While her focus this year was to keep the local economy stable — District 56 begins in Brandon and stretches west to Davis Islands in Tampa — Burgin notes four bills she helped usher through the Legislature.
One bill, tucked into a budget package, affiliates the University of South Florida with the Byrd Alzheimer's Center and Research Institute. Though the center still struggles with funding, Burgin said that her main concern was connecting USF to the center.
Another, inspired by a pilot program in Hillsborough County, provides Internet safety training in public libraries to children and adults.
The other two bills help re-establish the Department of Highway Safety and Motor Vehicles and give the agency power to withhold registration renewal on vehicles with liens.
"It was the lowest number of bills passed in this legislative cycle in recent history," Burgin said, "and I think I was able to significantly impact my district as a whole.

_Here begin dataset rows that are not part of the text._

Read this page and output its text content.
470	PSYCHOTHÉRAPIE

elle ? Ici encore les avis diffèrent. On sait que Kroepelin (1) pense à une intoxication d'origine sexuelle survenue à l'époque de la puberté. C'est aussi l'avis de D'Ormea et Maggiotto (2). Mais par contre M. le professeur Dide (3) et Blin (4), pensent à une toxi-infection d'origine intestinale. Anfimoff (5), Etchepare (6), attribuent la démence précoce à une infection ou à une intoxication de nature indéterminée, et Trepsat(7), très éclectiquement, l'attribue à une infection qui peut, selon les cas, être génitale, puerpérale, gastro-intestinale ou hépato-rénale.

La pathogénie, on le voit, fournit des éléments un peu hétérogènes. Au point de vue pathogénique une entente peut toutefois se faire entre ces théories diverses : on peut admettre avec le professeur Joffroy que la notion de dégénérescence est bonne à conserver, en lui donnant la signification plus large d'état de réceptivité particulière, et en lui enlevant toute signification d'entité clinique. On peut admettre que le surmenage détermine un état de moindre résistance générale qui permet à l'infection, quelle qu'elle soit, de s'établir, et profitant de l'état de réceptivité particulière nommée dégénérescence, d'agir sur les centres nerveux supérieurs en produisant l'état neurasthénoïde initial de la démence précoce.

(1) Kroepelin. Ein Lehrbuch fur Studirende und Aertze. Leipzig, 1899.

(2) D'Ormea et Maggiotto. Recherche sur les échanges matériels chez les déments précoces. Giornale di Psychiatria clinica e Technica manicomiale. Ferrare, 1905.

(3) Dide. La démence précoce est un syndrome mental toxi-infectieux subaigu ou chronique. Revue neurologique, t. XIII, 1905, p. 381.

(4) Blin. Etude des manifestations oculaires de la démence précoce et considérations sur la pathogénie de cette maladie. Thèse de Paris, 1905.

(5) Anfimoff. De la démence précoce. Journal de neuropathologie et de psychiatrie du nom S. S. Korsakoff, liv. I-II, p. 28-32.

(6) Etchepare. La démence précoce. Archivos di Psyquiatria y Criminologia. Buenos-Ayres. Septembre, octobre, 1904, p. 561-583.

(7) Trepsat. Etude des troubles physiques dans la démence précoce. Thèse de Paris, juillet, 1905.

The main concern was helping our local economy bounce back and not necessarily make new laws."
Burgin's critics say she hasn't done much at all.
She hasn't paid enough attention to growth and education in eastern Hillsborough, said Rosalind Moffett, president of the East Hillsborough County Democratic Club.
"People here are concerned about growth and making sure it's managed properly," Moffett said. "The other is the education system, which is incredibly poor. There are serious issues here and in other parts of the county, particularly when it comes to unfunded mandates.
"I don't know if anyone ever says that a huge concern for them on the state level is abortion," Moffett said.
Burgin sponsored a failed initiative that would have required all women seeking a first-trimester abortion to get an ultrasound exam. If it passed, doctors would have to allow the woman a chance to see the scan and provide information on fetal development.
Burgin says criticism comes with the political territory.
"For any member, regardless of what party you're affiliated with, there's always going to be discredit," she said.
She said she has served her constituents the best she can in her remaining year. Education, the economy and creation of more jobs will be key areas of focus, she said.
And with potential competition in District 56 lining up already, Burgin says she'll fight to keep her seat.